How should legislators write a law regulating a brand-new technology, one that they may not yet fully understand? With the advent of blockchain and other advanced computational technologies, this generation of legislators faces more complex questions than their predecessors. Drawing on the author’s experience as a member of California’s Blockchain Working Group, this article offers guidance to lawmakers, lawyers, and industry leaders seeking to draft effective laws regulating applications of this new technology. The article focuses on regulation of financial assets created by or facilitated by blockchains, including cryptocurrencies and other types of digital assets. Part II explains why blockchain and crypto-related laws are necessary, but are also more difficult to draft and pass than laws regulating less technical industries. Part III recommends five factors state and federal legislators should consider as they embark on drafting or amending blockchain-related laws, including policy decisions, ethical considerations, transparency, inter-jurisdictional competition, and uniformity. Part IV considers whether these factors exist in current legislative efforts by evaluating the existing federal statutory and regulatory structure.
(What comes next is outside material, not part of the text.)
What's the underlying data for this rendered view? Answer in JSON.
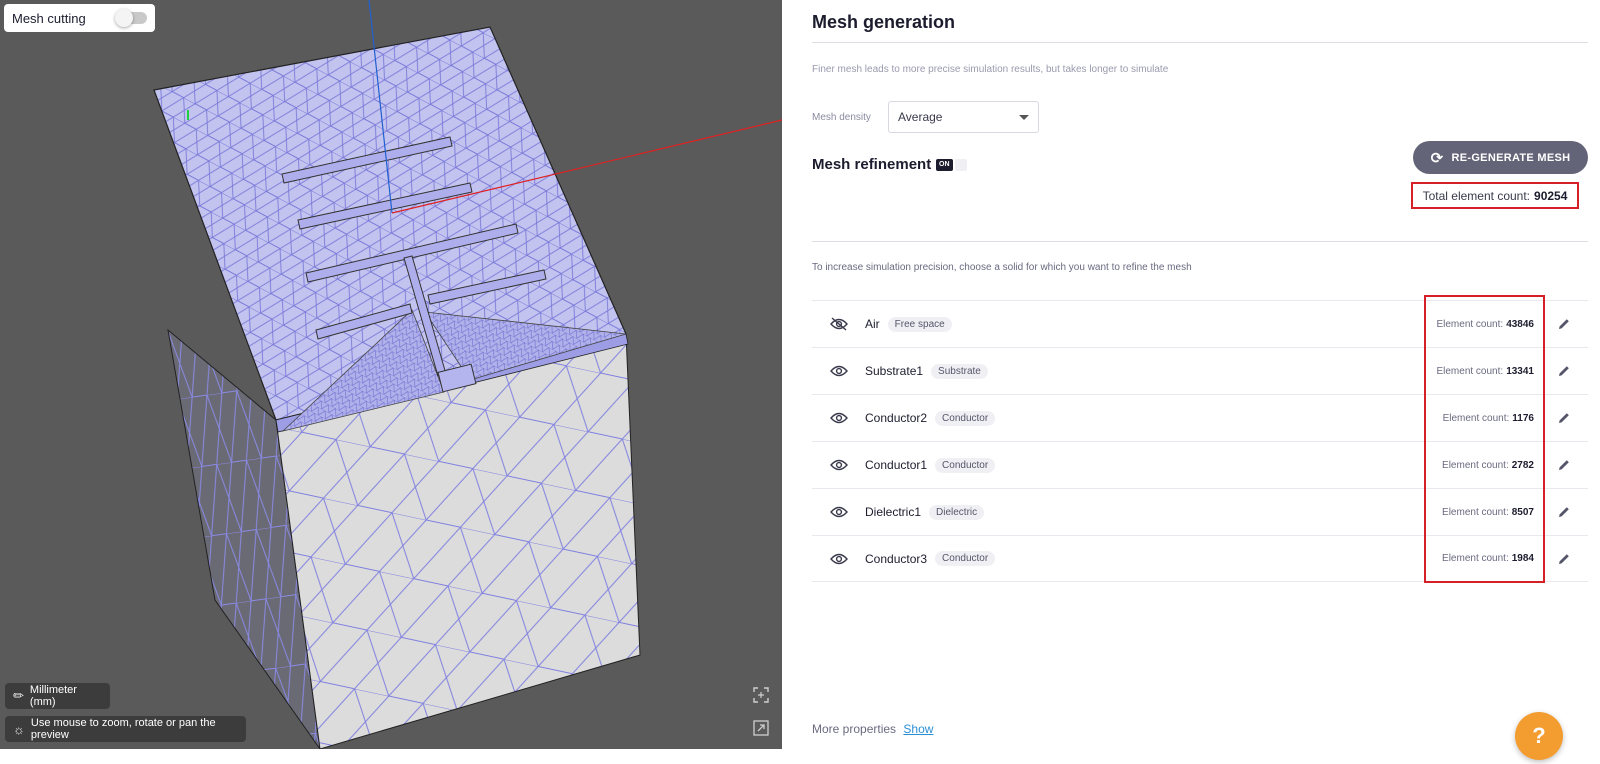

This section uses the Cryptocurrency Act of 2020, a federal bill proposed in early 2020, as a case study in legislative failure. Part V turns the lens to state legislative efforts, analyzing methods used by three states who were among the first to regulate blockchain technology in the United States: California (the “tortoise” approach), Wyoming (the “hare” approach), and New York (the “boomerang”) approach. The result is a novel article that will do two things for its readers: (1) encourage them to be informed participants in conversations relating to federal and state regulation of blockchain applications, and (2) offer a snapshot of these regulatory processes early in the development of blockchain technology, which will prove to be useful in coming years. Blockchain technology will continue developing quickly, regardless of how governments frame regulation. Everyone—including industry players, members of the public, and governments themselves—will gain if lawmakers can strike the right balance between innovation and public protection.